Поняв, что отпираться и продолжать врать бесполезно, Утка, схватившись за голову, начала бессвязно бормотать:
– Это не Кот… Это я… Это не она. Я спрятала эти деньги. Я испугалась… Я испугалась, вдруг карманы проверят. Найдут и все. Поэтому и сунула их под матрас. Я не думала… Я просто не подумала, что всё шмонать будут. Я просто не подумала…
– Зачем ты это сделала? – строго спросила Вдова.
– Я не знаю… Она мне просто не нравилась. Она мне сразу не понравилась. Я думала, мы с тобой скорешимся. Все делала. А она пришла и все… Ты отстранилась от меня… Я хотела, что бы ты от нее отвернулась. И не знала, как сделать. А потом сигареты Лелькины… Вот я и придумала. На самом деле, они у Лельки из кармана выпали, а я подобрала. Подобрала и этой в тумбочку подкинула. И все… А потом уже отступать поздно было…
– Ах ты, сука! – крикнула ошарашенная от услышанного Анюта и, не обращая ни на кого внимания, набросилась на трясущуюся сокамерницу. Сбив ее с ног и повалив на пол, она села сверху и яростно стала бить ее кулаками по лицу. – Тварь! – кричала девушка, стараясь бить все сильнее и сильнее. Она не следила за ударами и не думала, куда бьет. Ей было все равно. Она была готова сейчас убить. Не в переносном смысле, а в прямом. Словно разъяренный, свирепый зверь, вырвался из нее наружу и пытался разорвать, попавшую в лапы жертву. Анюта не обратила внимания, что избитая женщина, уже не кричит и не сопротивляется. Она не видела залитое кровью лицо и испачканные руки. Она вообще ничего не видела. Перед глазами стоял, убитый ею Лукавый, Вадим и все отморозки, которые когда-то, били ее и насиловали. Не соображая, что она делает, Анюта схватилась за воротник кофты и начала яростно срывать с нее одежду. С криком, вытаращенными и налитыми кровью глазами, она оголяла тело неподвижно-лежащей зечки, ища, чем можно произвести насильственные действия. Все было, как в тумане. Где-то, словно эхо доносились крики девчонок, что бы она прекратила, что она ее или уже убила, или сейчас убьет. Потом чьи-то руки, схватили ее за шею, чьи-то за руки, кто-то держал волосы, и ее начали оттаскивать от несчастной Утки. Плохо понимая, что происходит, Анюта со всей силы, пыталась вырваться и прильнуть обратно к своей недобитой жертве, но сил оказалось недостаточно. После, она поняла, что лежит на койке, а несколько пар рук, вдавливают ее в матрас, пытаясь удержать. Поджав губы, она обвела всех взглядом, закрыла глаза и моментально провалилась в сон.
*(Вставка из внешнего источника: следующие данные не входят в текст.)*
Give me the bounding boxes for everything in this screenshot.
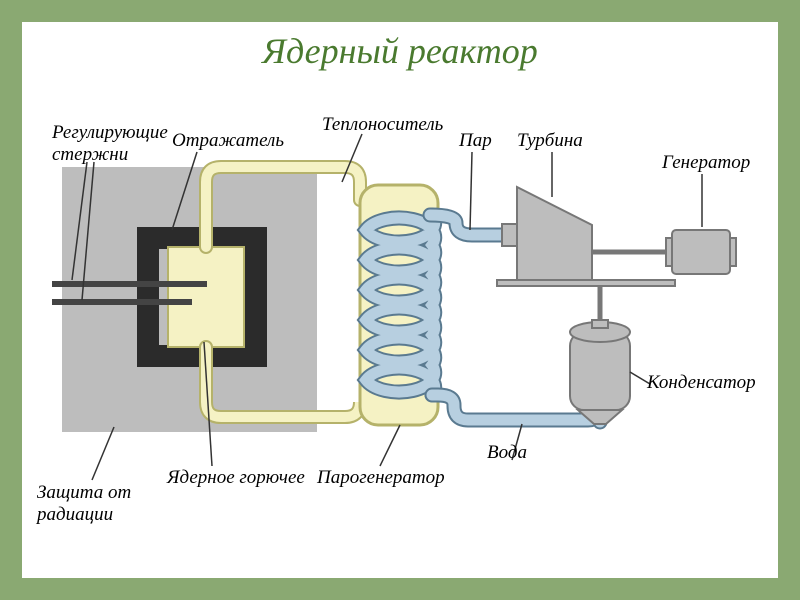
label-coolant: Теплоноситель [322, 114, 443, 136]
label-steam-gen: Парогенератор [317, 467, 445, 489]
label-generator: Генератор [662, 152, 750, 174]
label-reflector: Отражатель [172, 130, 284, 152]
label-fuel: Ядерное горючее [167, 467, 305, 489]
diagram-frame: Ядерный реактор Регулирующие стержни Отр… [0, 0, 800, 600]
label-shield: Защита от радиации [37, 482, 131, 526]
label-turbine: Турбина [517, 130, 583, 152]
label-control-rods: Регулирующие стержни [52, 122, 168, 166]
label-steam: Пар [459, 130, 492, 152]
diagram-canvas: Регулирующие стержни Отражатель Теплонос… [22, 22, 778, 578]
label-condenser: Конденсатор [647, 372, 756, 394]
diagram-svg [22, 22, 778, 578]
label-water: Вода [487, 442, 527, 464]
Очнулась она от того, что кто-то очень грубо тряс ее за плечо.
– Вставай, давай! Пока пинками тебя не скинула, – донесся до нее грубый неприятный голос. Открыв глаза, Анюта приподнялась и посмотрела на стоящую над ней надзирательницу.
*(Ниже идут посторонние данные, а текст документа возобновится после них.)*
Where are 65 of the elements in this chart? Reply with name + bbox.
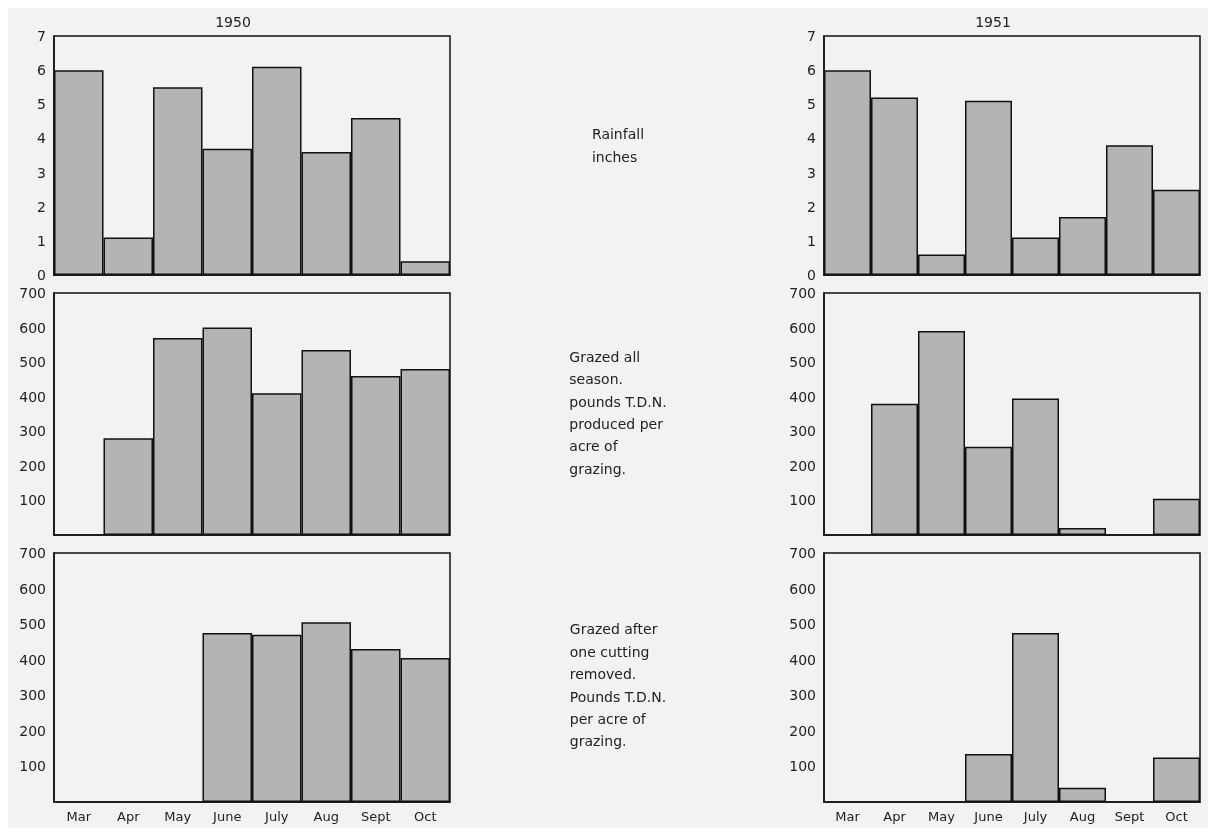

– Че, сны такие сладкие? Ща подсолим. Вставай, давай! – размахнулась та и со всей силы, ударила Анюту по шее. Девушка медленно поднялась и начала прокручивать произошедшие накануне события. «Неужели убила»? – от этой мысли Анюта похолодела. Борясь с сильным ознобом и жуткой головной болью, она осмотрелась. Увидев сидевшую в синяках, кровоподтеках и ссадинах Утку, девушка облегченно выдохнула: «Жива». А это самое важное. Не хватало еще себе срок за убийство прибавить. За избиение вряд ли еще дадут, драки здесь постоянно.
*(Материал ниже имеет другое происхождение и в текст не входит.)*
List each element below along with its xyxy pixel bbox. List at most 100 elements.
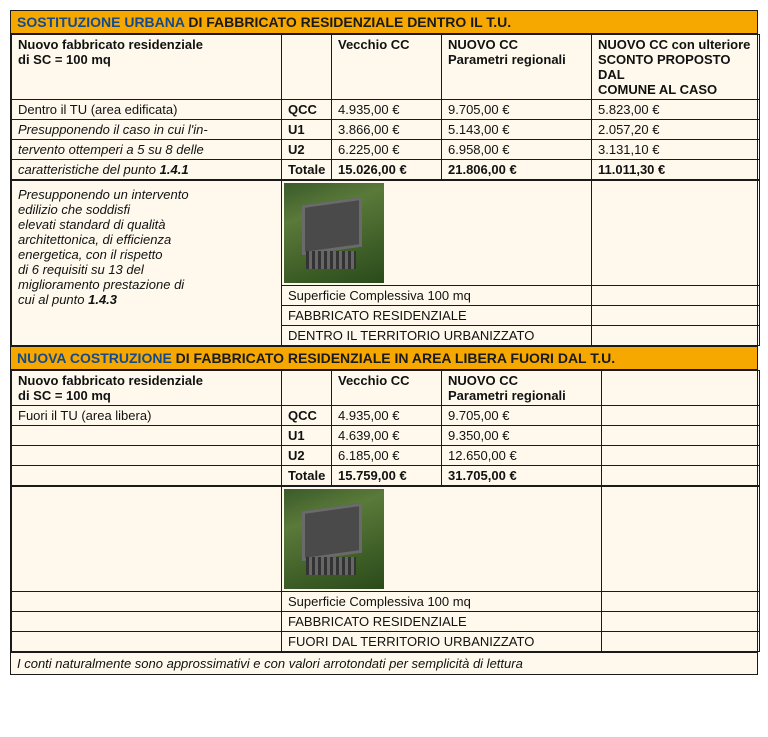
cell: 3.866,00 € (332, 120, 442, 140)
empty-cell (602, 487, 760, 592)
table-row: Presupponendo il caso in cui l'in- U1 3.… (12, 120, 760, 140)
table-row: tervento ottemperi a 5 su 8 delle U2 6.2… (12, 140, 760, 160)
section1-header: SOSTITUZIONE URBANA DI FABBRICATO RESIDE… (11, 11, 757, 34)
note-line: Presupponendo il caso in cui l'in- (12, 120, 282, 140)
section1-table: Nuovo fabbricato residenziale di SC = 10… (11, 34, 760, 180)
row-code: Totale (282, 466, 332, 486)
section1-paragraph: Presupponendo un intervento edilizio che… (12, 181, 282, 346)
cell: 12.650,00 € (442, 446, 602, 466)
empty-cell (602, 446, 760, 466)
house-icon (284, 489, 384, 589)
row-code: Totale (282, 160, 332, 180)
cell: 6.225,00 € (332, 140, 442, 160)
col-code (282, 35, 332, 100)
empty-cell (12, 426, 282, 446)
house-image-cell (282, 181, 592, 286)
empty-cell (602, 612, 760, 632)
table-header-row: Nuovo fabbricato residenziale di SC = 10… (12, 371, 760, 406)
table-row: Totale 15.759,00 € 31.705,00 € (12, 466, 760, 486)
house-image-cell (282, 487, 602, 592)
cell: 4.935,00 € (332, 406, 442, 426)
cell: 9.350,00 € (442, 426, 602, 446)
empty-cell (12, 446, 282, 466)
section1-title-rest: DI FABBRICATO RESIDENZIALE DENTRO IL T.U… (184, 14, 511, 30)
cell: 2.057,20 € (592, 120, 760, 140)
table-row: U1 4.639,00 € 9.350,00 € (12, 426, 760, 446)
note-line: caratteristiche del punto 1.4.1 (12, 160, 282, 180)
cell: 31.705,00 € (442, 466, 602, 486)
row-desc: Dentro il TU (area edificata) (12, 100, 282, 120)
footer-note: I conti naturalmente sono approssimativi… (11, 652, 757, 674)
table-row: Superficie Complessiva 100 mq (12, 592, 760, 612)
col-desc: Nuovo fabbricato residenziale di SC = 10… (12, 371, 282, 406)
row-code: U1 (282, 426, 332, 446)
empty-cell (12, 612, 282, 632)
section1-image-block: Presupponendo un intervento edilizio che… (11, 180, 760, 346)
empty-cell (12, 632, 282, 652)
empty-cell (12, 466, 282, 486)
section2-header: NUOVA COSTRUZIONE DI FABBRICATO RESIDENZ… (11, 346, 757, 370)
cell: 15.026,00 € (332, 160, 442, 180)
empty-cell (12, 592, 282, 612)
table-row: Presupponendo un intervento edilizio che… (12, 181, 760, 286)
caption: FUORI DAL TERRITORIO URBANIZZATO (282, 632, 602, 652)
cell: 4.935,00 € (332, 100, 442, 120)
row-code: U2 (282, 446, 332, 466)
cell: 9.705,00 € (442, 406, 602, 426)
row-code: U1 (282, 120, 332, 140)
cell: 15.759,00 € (332, 466, 442, 486)
caption: DENTRO IL TERRITORIO URBANIZZATO (282, 326, 592, 346)
empty-cell (602, 632, 760, 652)
caption: Superficie Complessiva 100 mq (282, 286, 592, 306)
section2-image-block: Superficie Complessiva 100 mq FABBRICATO… (11, 486, 760, 652)
col-vecchio: Vecchio CC (332, 35, 442, 100)
cell: 6.958,00 € (442, 140, 592, 160)
empty-cell (592, 286, 760, 306)
cell: 6.185,00 € (332, 446, 442, 466)
section2-table: Nuovo fabbricato residenziale di SC = 10… (11, 370, 760, 486)
empty-cell (602, 426, 760, 446)
section2-title-rest: DI FABBRICATO RESIDENZIALE IN AREA LIBER… (172, 350, 615, 366)
caption: FABBRICATO RESIDENZIALE (282, 306, 592, 326)
col-nuovo: NUOVO CC Parametri regionali (442, 371, 602, 406)
table-row: FUORI DAL TERRITORIO URBANIZZATO (12, 632, 760, 652)
cell: 3.131,10 € (592, 140, 760, 160)
table-row: Fuori il TU (area libera) QCC 4.935,00 €… (12, 406, 760, 426)
document: SOSTITUZIONE URBANA DI FABBRICATO RESIDE… (10, 10, 758, 675)
empty-col (602, 371, 760, 406)
col-vecchio: Vecchio CC (332, 371, 442, 406)
row-desc: Fuori il TU (area libera) (12, 406, 282, 426)
col-desc: Nuovo fabbricato residenziale di SC = 10… (12, 35, 282, 100)
table-row (12, 487, 760, 592)
table-row: Dentro il TU (area edificata) QCC 4.935,… (12, 100, 760, 120)
table-row: caratteristiche del punto 1.4.1 Totale 1… (12, 160, 760, 180)
empty-cell (602, 466, 760, 486)
col-sconto: NUOVO CC con ulteriore SCONTO PROPOSTO D… (592, 35, 760, 100)
col-code (282, 371, 332, 406)
empty-cell (12, 487, 282, 592)
table-header-row: Nuovo fabbricato residenziale di SC = 10… (12, 35, 760, 100)
cell: 5.143,00 € (442, 120, 592, 140)
caption: Superficie Complessiva 100 mq (282, 592, 602, 612)
caption: FABBRICATO RESIDENZIALE (282, 612, 602, 632)
empty-cell (592, 306, 760, 326)
row-code: QCC (282, 100, 332, 120)
cell: 4.639,00 € (332, 426, 442, 446)
empty-cell (592, 181, 760, 286)
note-line: tervento ottemperi a 5 su 8 delle (12, 140, 282, 160)
cell: 11.011,30 € (592, 160, 760, 180)
table-row: FABBRICATO RESIDENZIALE (12, 612, 760, 632)
row-code: U2 (282, 140, 332, 160)
house-icon (284, 183, 384, 283)
cell: 9.705,00 € (442, 100, 592, 120)
empty-cell (602, 406, 760, 426)
table-row: U2 6.185,00 € 12.650,00 € (12, 446, 760, 466)
empty-cell (592, 326, 760, 346)
section1-title-bold: SOSTITUZIONE URBANA (17, 14, 184, 30)
col-nuovo: NUOVO CC Parametri regionali (442, 35, 592, 100)
row-code: QCC (282, 406, 332, 426)
section2-title-bold: NUOVA COSTRUZIONE (17, 350, 172, 366)
empty-cell (602, 592, 760, 612)
cell: 21.806,00 € (442, 160, 592, 180)
cell: 5.823,00 € (592, 100, 760, 120)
– Давай-давай, шевелись быстрее, х. и вышагиваешь, как царица, – перебила ее мысли надзиратель и Анюта почувствовала толчок в спину.
Её не стали отводить к следователю, не давали ничего писать и даже не спрашивали на эту тему. А просто отвели в карцер, не забыв хорошенько отходить дубинками. Когда дверь за стражами порядка закрылась, она села на единственную койку и посмотрела в маленькое мутное окно с решеткой. Краска на стенах, здесь была настолько облуплена, что просто висела ошметками. Матраса на койке не было. О подушке и одеяле речи вообще быть не может. В углу стояла сломанная тумбочка, без ящиков и дверки. А унитаз находился почти рядом со спальным местом. Над ним была очень непрочно прикручена ржавая, видавшая годы раковина. На стенах потеки, плесень и непонятные насекомые. Очень тусклый свет и невыносимо-отвратительный запах. Вдруг, окошко в двери открылось и в него просунулось лицо надзирателя.
– Котова, объяснение напиши, за что со своей сокамерницей Уткиной подралась.
– А почему не сразу дали? Почему не в кабинете у следователя? Почему сначала в карцер, а потом подписывать даете? Может я тут не причем, а вы меня в одиночку запихнули.
– Слышь, я смотрю, ты умная очень. А давай-ка, мы переквалифицируем драку, в избиение. Со средней тяжестью, между прочим. И будет все по правилам: разбирательство, суд, статейку тебе припишем, а соответственно и срок прибавится. Или ты рассчитываешь оправдаться? Даже не мечтай. У меня свидетелей, о том, что это именно ты на Уткину налетела, целая хата. Так что отмазаться не получится.
– Да ладно, я пошутила. Давай подпишу.
– А я передумала, ухмыльнулся тот и начал закрывать окошко.
– Подожди, постой! Ну, извини. Я просто спросила, без задней мысли. Как говориться, для уточнения.
– Отсосешь? – сально улыбнулся этот противный тип.
Анюта встала, как вкопанная, не зная, что ответить. Она слышала о беспределе, которые устраивают сами менты, но как-то не задумывалась, что ее это как-то может коснуться. Оторопев от такого предложения, девушка молча смотрела на своего старожилу, не зная, что ответить.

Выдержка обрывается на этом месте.